Le diabète de type 2 est une maladie caractérisée par un excès de sucre dans le sang. Il est dû à une insuffisance ou une mauvaise utilisation de l'insuline produite par le corps humain. On distingue classiquement deux grands types de diabète : le diabète insulino-dépendant (DID) ou diabète juvénile (de type 1) et le diabète non insulino-dépendant (DNID) ou diabète de la maturité (de type 2). Sans traitement approprié, cette maladie peut être à l’origine de graves complications (maladies cardiaques et rénales, cécité, impuissance, amputations...).
L’actualisation des recommandations de bonne pratique sur la prise en charge du diabète de type 2 est le fruit d’une collaboration entre l’Afssaps et la Haute Autorité de santé. Ces recommandations préconisent une prise en charge thérapeutique globale du diabète de type 2, aussi précoce que possible. L’objectif est de normaliser la glycémie (taux de sucre dans le sang) et de corriger l’ensemble des facteurs de risque cardio-vasculaire sur lesquels une action peut être exercée (dyslipidémie, hypertension artérielle, tabagisme,…). La prise en charge doit être adaptée à chaque patient et tenir compte de son âge physiologique, des autres pathologies éventuellement présentes, de la sévérité et de l’ancienneté de son diabète.
Enfin, le patient doit pleinement s’impliquer dans le traitement de son diabète qui suppose une bonne hygiène de vie telle que l’arrêt du tabac, la pratique d’exercices physiques, la surveillance du poids et le respect du traitement médicamenteux éventuellement mis en place. En effet, le programme alimentaire et l’activité physique constituent la base du traitement initial du diabète de type 2.
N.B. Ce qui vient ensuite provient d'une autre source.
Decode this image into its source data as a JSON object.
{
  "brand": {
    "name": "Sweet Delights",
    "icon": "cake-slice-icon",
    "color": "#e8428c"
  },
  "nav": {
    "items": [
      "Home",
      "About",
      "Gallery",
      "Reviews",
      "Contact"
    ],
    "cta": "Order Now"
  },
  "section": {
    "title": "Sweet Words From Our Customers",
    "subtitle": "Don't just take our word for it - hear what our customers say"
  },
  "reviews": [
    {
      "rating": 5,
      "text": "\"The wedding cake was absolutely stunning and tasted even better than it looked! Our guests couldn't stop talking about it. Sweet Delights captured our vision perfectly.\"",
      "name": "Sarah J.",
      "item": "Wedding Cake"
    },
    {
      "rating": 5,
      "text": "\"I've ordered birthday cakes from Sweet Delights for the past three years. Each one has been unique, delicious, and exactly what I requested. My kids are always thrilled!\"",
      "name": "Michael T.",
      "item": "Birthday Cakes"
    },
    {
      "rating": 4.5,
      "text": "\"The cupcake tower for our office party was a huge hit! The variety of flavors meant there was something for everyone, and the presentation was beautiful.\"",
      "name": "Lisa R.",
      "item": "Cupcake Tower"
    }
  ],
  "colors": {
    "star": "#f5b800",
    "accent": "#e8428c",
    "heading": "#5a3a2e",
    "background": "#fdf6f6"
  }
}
Est exclue du cadre de ces recommandations de bonne pratique, la prise en charge du diabète de type 2 chez la femme enceinte, chez l’enfant et l’adolescent. En revanche, les travaux abordent des situations particulières telles que la prise en charge du patient âgé ou la place de l’auto-surveillance de la glycémie.
Ces recommandations complètent les travaux déjà engagés par la Haute Autorité de santé sur le diabète : Prise en charge du diabète de type 2, (Guide Médecin - Affection de longue durée ALD), Prise en charge du diabète de type 1 chez l’enfant et l’adolescent, (Guide Médecin – ALD), Prise en charge du diabète de type 1 chez l’adulte, (Guide Médecin – ALD) disponibles sur le site Internet de la HAS.